Renee Banton was a familiar face in the New Directions accounting office before moving her way up to being the Women’s House Program Supervisor. Although many people know that Renee is a graduate of NDI’s Women’s Program, few would have guessed that Renee spent a decade on Skid Row, suffering from addictions to alcohol and cocaine.
Today, Renee not only works full time at New Directions, she has recently earned a Master’s degree in psychology. Once she becomes licensed as a clinician, Renee plans to use her education and experiences to help others recover from substance abuse.
A veteran of the U.S. Air Force, Renee began her foray into heavy drug use shortly after leaving the military.
“It wasn’t until I got out of the service until I knew what crack cocaine was,” says Renee.
After being stationed in New Hampshire, where she had lived with her husband and two young sons, Renee returned to California alone, uprooted from a life of family and routine. She held accounting jobs, and even took care of her elderly grandmother, but the lure of drugs soon got the better of her.
“I began to see my behavior change,” Renee says about her relationship with cocaine. What started out as infrequent “recreational” drug use became a daily habit. “By 1990, it was hard to hold onto a job,” she says.

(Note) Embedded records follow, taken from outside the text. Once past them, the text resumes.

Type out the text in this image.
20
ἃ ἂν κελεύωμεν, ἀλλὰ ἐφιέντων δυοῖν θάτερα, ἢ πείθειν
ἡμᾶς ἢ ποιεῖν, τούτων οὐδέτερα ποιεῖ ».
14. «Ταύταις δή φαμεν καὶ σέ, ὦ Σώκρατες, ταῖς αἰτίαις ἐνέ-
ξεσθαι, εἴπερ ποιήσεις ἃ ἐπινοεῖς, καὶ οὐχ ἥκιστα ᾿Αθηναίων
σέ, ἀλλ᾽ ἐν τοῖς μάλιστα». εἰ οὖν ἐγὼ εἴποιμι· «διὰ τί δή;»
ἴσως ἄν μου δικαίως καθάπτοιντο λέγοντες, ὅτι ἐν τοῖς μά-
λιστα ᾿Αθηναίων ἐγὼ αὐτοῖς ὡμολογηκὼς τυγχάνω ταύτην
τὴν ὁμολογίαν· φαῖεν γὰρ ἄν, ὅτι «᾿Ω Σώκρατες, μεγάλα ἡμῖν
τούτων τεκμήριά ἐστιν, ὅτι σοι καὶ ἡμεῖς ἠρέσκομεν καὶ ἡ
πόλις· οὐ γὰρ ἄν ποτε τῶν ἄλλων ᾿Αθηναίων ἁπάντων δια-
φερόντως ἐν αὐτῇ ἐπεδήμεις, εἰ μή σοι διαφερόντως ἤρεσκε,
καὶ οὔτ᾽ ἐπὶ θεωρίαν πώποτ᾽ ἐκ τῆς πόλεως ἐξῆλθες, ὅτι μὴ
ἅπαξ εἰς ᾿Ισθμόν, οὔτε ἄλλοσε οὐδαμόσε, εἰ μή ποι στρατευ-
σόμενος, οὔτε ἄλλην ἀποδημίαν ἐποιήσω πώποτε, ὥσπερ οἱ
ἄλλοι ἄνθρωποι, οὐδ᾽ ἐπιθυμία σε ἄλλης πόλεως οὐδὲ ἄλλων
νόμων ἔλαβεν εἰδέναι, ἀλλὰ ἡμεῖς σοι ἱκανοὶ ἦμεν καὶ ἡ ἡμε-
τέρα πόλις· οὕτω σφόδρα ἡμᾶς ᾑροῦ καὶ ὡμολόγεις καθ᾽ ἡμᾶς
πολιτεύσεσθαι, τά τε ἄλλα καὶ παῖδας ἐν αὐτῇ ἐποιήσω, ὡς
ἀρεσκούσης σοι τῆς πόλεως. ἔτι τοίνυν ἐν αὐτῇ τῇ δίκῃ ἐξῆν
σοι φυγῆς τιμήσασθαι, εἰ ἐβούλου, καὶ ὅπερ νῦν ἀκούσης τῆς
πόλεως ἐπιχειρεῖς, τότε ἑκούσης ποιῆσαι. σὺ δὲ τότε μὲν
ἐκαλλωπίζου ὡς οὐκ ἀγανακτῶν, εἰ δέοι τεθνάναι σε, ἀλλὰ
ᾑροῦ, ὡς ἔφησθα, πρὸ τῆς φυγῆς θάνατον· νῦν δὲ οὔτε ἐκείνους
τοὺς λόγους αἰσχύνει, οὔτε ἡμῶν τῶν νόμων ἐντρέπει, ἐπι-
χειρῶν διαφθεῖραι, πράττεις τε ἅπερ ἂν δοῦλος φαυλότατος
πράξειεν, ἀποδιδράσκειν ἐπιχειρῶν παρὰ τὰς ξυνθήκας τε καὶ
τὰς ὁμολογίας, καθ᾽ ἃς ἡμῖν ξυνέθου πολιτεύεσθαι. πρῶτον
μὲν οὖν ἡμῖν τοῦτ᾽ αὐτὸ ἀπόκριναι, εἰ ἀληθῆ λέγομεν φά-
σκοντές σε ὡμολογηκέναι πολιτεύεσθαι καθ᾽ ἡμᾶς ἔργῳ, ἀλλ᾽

Renee began a cycle of sporadic employment, working short stints when she needed money for drugs and alcohol. Finally, she lost all interest in going to work, and resigned herself to life on the streets.
“I really believed that God had put me on earth to be an addict,” she says.
It was only after Renee began having thoughts of suicide that she realized she needed to get help. She sought counseling at the VA, and they referred her to New Directions. On Mother’s Day, 2003, Renee entered NDI’s Women’s Program, and began working on her recovery.
“To me, being at New Directions was like being in school,” says Renee. “I learned a lot about myself. Once I understood the fact that I had a disease, it all made sense.”
Renee learned how to treat her disease, and in the process she discovered a deeper self.
“I fell in love with the process of recovery – and I decided that I wanted to help others.”
Not only has Renee discovered a new calling in life, the recovery process has allowed her to repair relationships and reconnect with her family. Today, Renee is able to be there for her sons (who are now grown and live in Atlanta) and she maintains close ties to her parents. She claims that none of this would be possible without her experience at New Directions.
“They provided me with information to save my life,” she says. “New Directions gave me an opportunity to be everything that I am today.”